In this book (p. 37, 43, 44) the notion of stochastic stability of a stochastic process is defined by the condition $$ \mathbb{E} \left[\sum_{j=0}^{\infty} \|x_k\|^2\right] < \infty.\tag{1} $$ It is shown that for Markovian switching systems of the form $x_{k+1} = f_{\theta_k}(x_k)$ driven by a finite Markov chain $(\theta_k)_k$, stochastic stability is equivalent to mean-square stability.

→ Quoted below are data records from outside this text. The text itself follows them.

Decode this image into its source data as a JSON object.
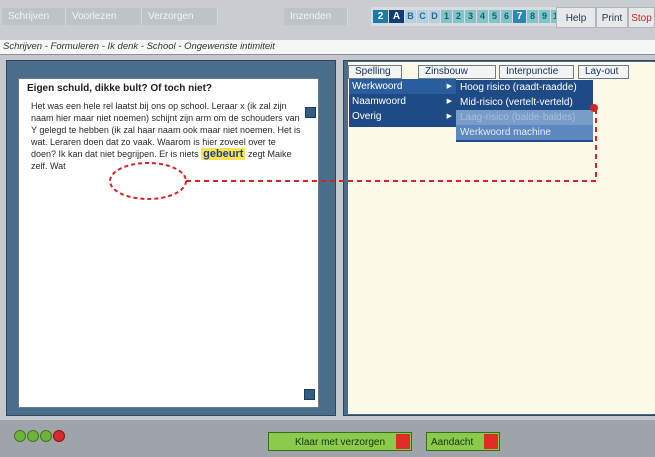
{
  "nav": {
    "tabs": [
      "Schrijven",
      "Voorlezen",
      "Verzorgen",
      "Inzenden"
    ]
  },
  "levels": [
    "2",
    "A",
    "B",
    "C",
    "D",
    "1",
    "2",
    "3",
    "4",
    "5",
    "6",
    "7",
    "8",
    "9",
    "10"
  ],
  "utility": {
    "help": "Help",
    "print": "Print",
    "stop": "Stop"
  },
  "breadcrumb": "Schrijven - Formuleren - Ik denk - School - Ongewenste intimiteit",
  "article": {
    "title": "Eigen schuld, dikke bult? Of toch niet?",
    "body_before": "Het was een hele rel laatst bij ons op school. Leraar x (ik zal zijn naam hier maar niet noemen) schijnt zijn arm om de schouders van Y gelegd te hebben (ik zal haar naam ook maar niet noemen. Het is wat. Leraren doen dat zo vaak. Waarom is hier zoveel over te doen? Ik kan dat niet begrijpen. Er is niets",
    "highlight": "gebeurt",
    "body_after": "zegt Maike zelf. Wat"
  },
  "categories": {
    "tabs": [
      "Spelling",
      "Zinsbouw",
      "Interpunctie",
      "Lay-out"
    ],
    "menu": [
      "Werkwoord",
      "Naamwoord",
      "Overig"
    ],
    "submenu": [
      "Hoog risico (raadt-raadde)",
      "Mid-risico (vertelt-verteld)",
      "Laag-risico (balde-baldes)",
      "Werkwoord machine"
    ]
  },
  "bottom": {
    "klaar": "Klaar met verzorgen",
    "aandacht": "Aandacht"
  },
  "colors": {
    "panel_blue": "#4a6e8a",
    "menu_blue": "#1e4a86",
    "highlight": "#ffe44d",
    "annotation": "#d42525",
    "button_green": "#8cc94c"
  }
}
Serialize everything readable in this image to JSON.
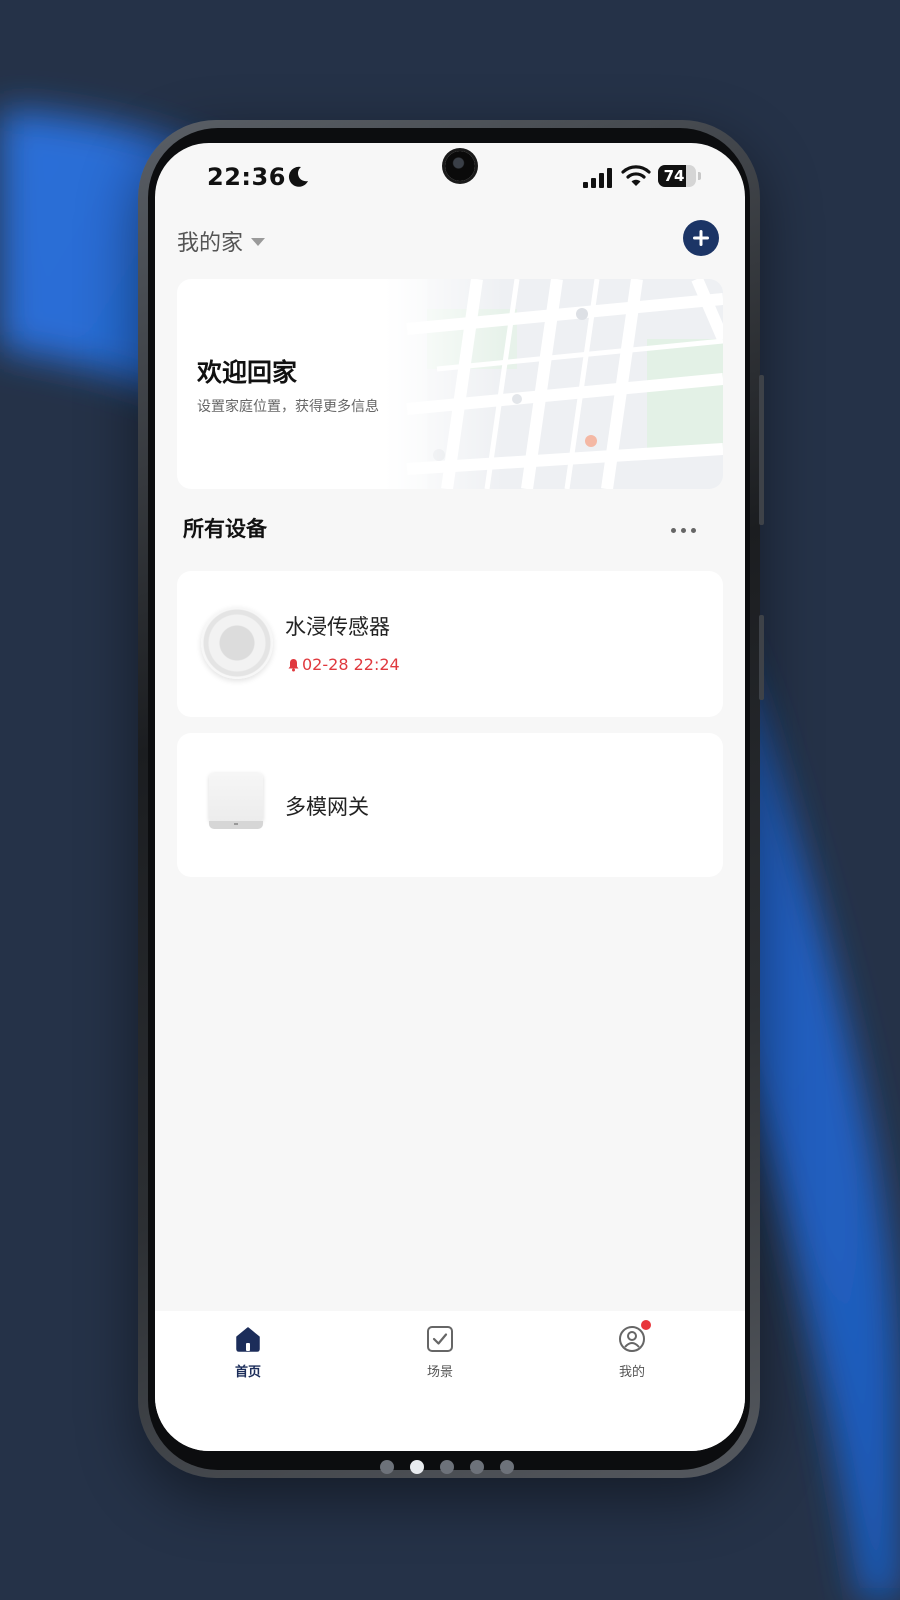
{
  "status_bar": {
    "time": "22:36",
    "battery": "74",
    "battery_level_percent": 74,
    "icons": [
      "moon-icon",
      "signal-icon",
      "wifi-icon",
      "battery-icon"
    ]
  },
  "header": {
    "home_name": "我的家",
    "add_button_icon": "plus-icon"
  },
  "welcome_card": {
    "title": "欢迎回家",
    "subtitle": "设置家庭位置，获得更多信息"
  },
  "devices_section": {
    "title": "所有设备",
    "more_icon": "more-icon"
  },
  "devices": [
    {
      "name": "水浸传感器",
      "alert_time": "02-28 22:24",
      "icon": "water-sensor-icon",
      "alert_icon": "bell-icon"
    },
    {
      "name": "多模网关",
      "icon": "gateway-icon"
    }
  ],
  "tab_bar": {
    "tabs": [
      {
        "label": "首页",
        "icon": "home-icon",
        "active": true
      },
      {
        "label": "场景",
        "icon": "scene-check-icon",
        "active": false
      },
      {
        "label": "我的",
        "icon": "profile-icon",
        "active": false,
        "has_badge": true
      }
    ]
  },
  "pager": {
    "count": 5,
    "active_index": 1
  },
  "colors": {
    "background": "#253248",
    "accent_blue": "#2a6fd8",
    "primary_navy": "#1c3566",
    "alert_red": "#e0393e",
    "screen_bg": "#f7f7f7"
  }
}
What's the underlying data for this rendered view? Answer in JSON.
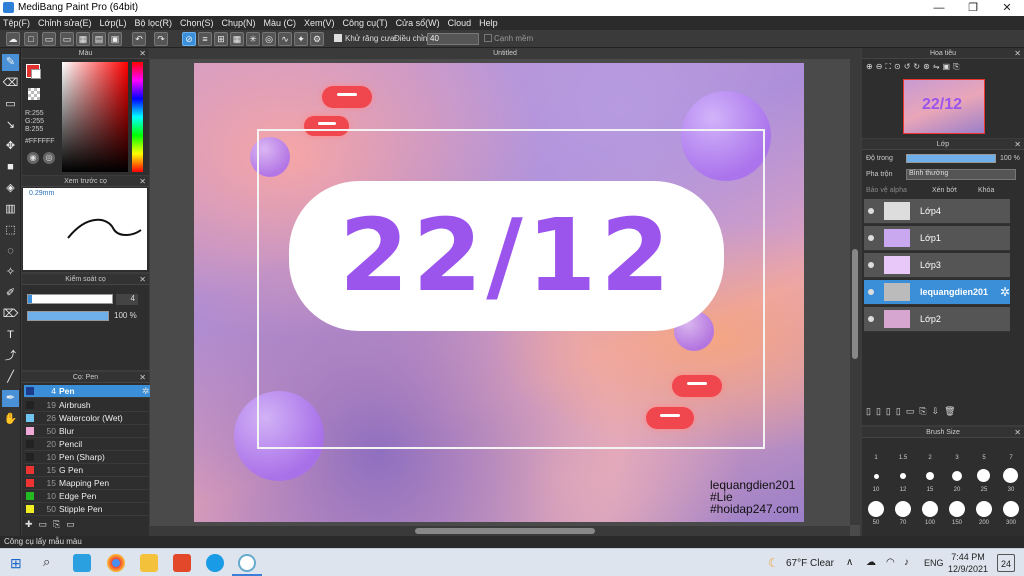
{
  "window": {
    "title": "MediBang Paint Pro (64bit)",
    "min": "—",
    "max": "❐",
    "close": "✕"
  },
  "menu": [
    "Tệp(F)",
    "Chỉnh sửa(E)",
    "Lớp(L)",
    "Bộ lọc(R)",
    "Chọn(S)",
    "Chụp(N)",
    "Màu (C)",
    "Xem(V)",
    "Công cụ(T)",
    "Cửa sổ(W)",
    "Cloud",
    "Help"
  ],
  "toolbar": {
    "antialias_label": "Khử răng cưa",
    "adjust_label": "Điều chỉnh",
    "adjust_value": "40",
    "smooth_label": "Cạnh mềm"
  },
  "color_panel": {
    "title": "Màu",
    "r": "R:255",
    "g": "G:255",
    "b": "B:255",
    "hex": "#FFFFFF"
  },
  "brush_preview": {
    "title": "Xem trước cọ",
    "size": "0.29mm"
  },
  "brush_control": {
    "title": "Kiểm soát cọ",
    "size": "4",
    "opacity": "100 %"
  },
  "brush_list": {
    "title": "Cọ: Pen",
    "items": [
      {
        "n": "4",
        "label": "Pen",
        "color": "#1e3a8a"
      },
      {
        "n": "19",
        "label": "Airbrush",
        "color": "#222"
      },
      {
        "n": "26",
        "label": "Watercolor (Wet)",
        "color": "#6ec6f0"
      },
      {
        "n": "50",
        "label": "Blur",
        "color": "#f0a8d8"
      },
      {
        "n": "20",
        "label": "Pencil",
        "color": "#222"
      },
      {
        "n": "10",
        "label": "Pen (Sharp)",
        "color": "#222"
      },
      {
        "n": "15",
        "label": "G Pen",
        "color": "#e33"
      },
      {
        "n": "15",
        "label": "Mapping Pen",
        "color": "#e33"
      },
      {
        "n": "10",
        "label": "Edge Pen",
        "color": "#2b2"
      },
      {
        "n": "50",
        "label": "Stipple Pen",
        "color": "#ee2"
      }
    ]
  },
  "canvas": {
    "tab": "Untitled",
    "art_text": "22/12",
    "watermark": [
      "lequangdien201",
      "#Lie",
      "#hoidap247.com"
    ]
  },
  "navigator": {
    "title": "Hoa tiêu"
  },
  "layer_panel": {
    "title": "Lớp",
    "opacity_label": "Độ trong",
    "opacity_value": "100 %",
    "blend_label": "Pha trộn",
    "blend_value": "Bình thường",
    "protect_alpha": "Bảo vệ alpha",
    "clip": "Xén bớt",
    "lock": "Khóa",
    "layers": [
      "Lớp4",
      "Lớp1",
      "Lớp3",
      "lequangdien201",
      "Lớp2"
    ]
  },
  "brush_size": {
    "title": "Brush Size",
    "labels": [
      "1",
      "1.5",
      "2",
      "3",
      "5",
      "7",
      "10",
      "12",
      "15",
      "20",
      "25",
      "30",
      "50",
      "70",
      "100",
      "150",
      "200",
      "300"
    ]
  },
  "status": "Công cụ lấy mẫu màu",
  "taskbar": {
    "weather": "67°F  Clear",
    "lang": "ENG",
    "time": "7:44 PM",
    "date": "12/9/2021",
    "notif": "24"
  }
}
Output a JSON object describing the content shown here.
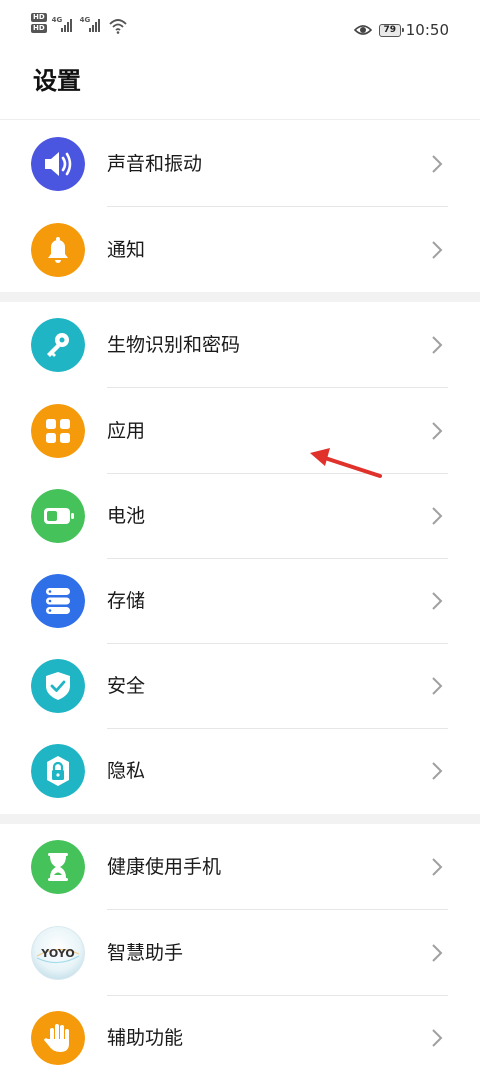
{
  "status_bar": {
    "hd_badge": "HD",
    "signal_1": "4G",
    "signal_2": "4G",
    "battery": "79",
    "time": "10:50"
  },
  "page": {
    "title": "设置"
  },
  "groups": [
    {
      "items": [
        {
          "key": "sound",
          "label": "声音和振动",
          "icon": "speaker-icon",
          "color": "#4a55e0"
        },
        {
          "key": "notifications",
          "label": "通知",
          "icon": "bell-icon",
          "color": "#f59a0b"
        }
      ]
    },
    {
      "items": [
        {
          "key": "biometrics",
          "label": "生物识别和密码",
          "icon": "key-icon",
          "color": "#1fb5c4"
        },
        {
          "key": "apps",
          "label": "应用",
          "icon": "apps-grid-icon",
          "color": "#f59a0b"
        },
        {
          "key": "battery",
          "label": "电池",
          "icon": "battery-icon",
          "color": "#46c25a"
        },
        {
          "key": "storage",
          "label": "存储",
          "icon": "storage-icon",
          "color": "#2f6fe8"
        },
        {
          "key": "security",
          "label": "安全",
          "icon": "shield-icon",
          "color": "#1fb5c4"
        },
        {
          "key": "privacy",
          "label": "隐私",
          "icon": "lock-icon",
          "color": "#1fb5c4"
        }
      ]
    },
    {
      "items": [
        {
          "key": "digital_balance",
          "label": "健康使用手机",
          "icon": "hourglass-icon",
          "color": "#46c25a"
        },
        {
          "key": "assistant",
          "label": "智慧助手",
          "icon": "yoyo-logo-icon",
          "icon_text": "YOYO",
          "color": "#e6f3f7"
        },
        {
          "key": "accessibility",
          "label": "辅助功能",
          "icon": "hand-icon",
          "color": "#f59a0b"
        }
      ]
    }
  ],
  "annotation": {
    "arrow_color": "#e0312b",
    "points_to": "应用"
  }
}
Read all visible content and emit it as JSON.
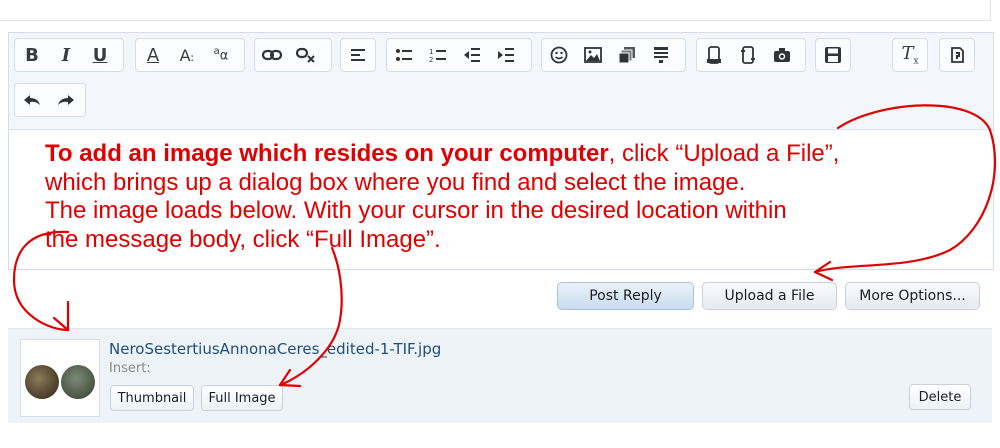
{
  "toolbar": {
    "icons": [
      "bold-icon",
      "italic-icon",
      "underline-icon",
      "font-color-icon",
      "font-size-icon",
      "font-family-icon",
      "link-icon",
      "unlink-icon",
      "align-icon",
      "bullet-list-icon",
      "numbered-list-icon",
      "outdent-icon",
      "indent-icon",
      "smilie-icon",
      "image-icon",
      "media-icon",
      "quote-icon",
      "code-icon",
      "php-icon",
      "html-icon",
      "camera-icon",
      "save-draft-icon",
      "remove-format-icon",
      "toggle-bbcode-icon",
      "undo-icon",
      "redo-icon"
    ]
  },
  "instructions": {
    "line1_bold": "To add an image which resides on your computer",
    "line1_rest": ", click “Upload a File”,",
    "line2": "which brings up a dialog box where you find and select the image.",
    "line3": "The image loads below.  With your cursor in the desired location within",
    "line4": "the message body, click “Full Image”."
  },
  "actions": {
    "post_reply": "Post Reply",
    "upload_file": "Upload a File",
    "more_options": "More Options..."
  },
  "attachment": {
    "filename": "NeroSestertiusAnnonaCeres_edited-1-TIF.jpg",
    "insert_label": "Insert:",
    "thumbnail_button": "Thumbnail",
    "full_image_button": "Full Image",
    "delete_button": "Delete"
  },
  "annotation_color": "#e00000"
}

Let us replace the above expectation operator $\mathbb{E}$ by a coherent risk measure $r$ leading to the condition $$ r \left[\sum_{j=0}^{\infty} \|x_k\|^2\right] < \infty\tag{2}\label{2} $$
We know that $r \left[\sum_{j=0}^{\infty} \|x_k\|^2\right] \leq \sum_{k=0}^{\infty}r(\|x_k\|^2)$ (subadditivity property), therefore, if $r(\|x_k\|^2)$ converges adequately fast so that $\sum_{k=0}^{\infty}r(\|x_k\|^2)$ is finite, then \eqref{2} will hold. I am, however, interested in the converse: under what additional conditions does \eqref{2} imply that $r(\|x_k\|^2)\to 0$?
A first step would be to see whether this holds for the essential supremum; if $\mathrm{esssup} \left[\sum_{j=0}^{\infty} \|x_k\|^2\right] < \infty$ is it true that $\mathrm{esssup}(\|x_k\|^2)\to 0$?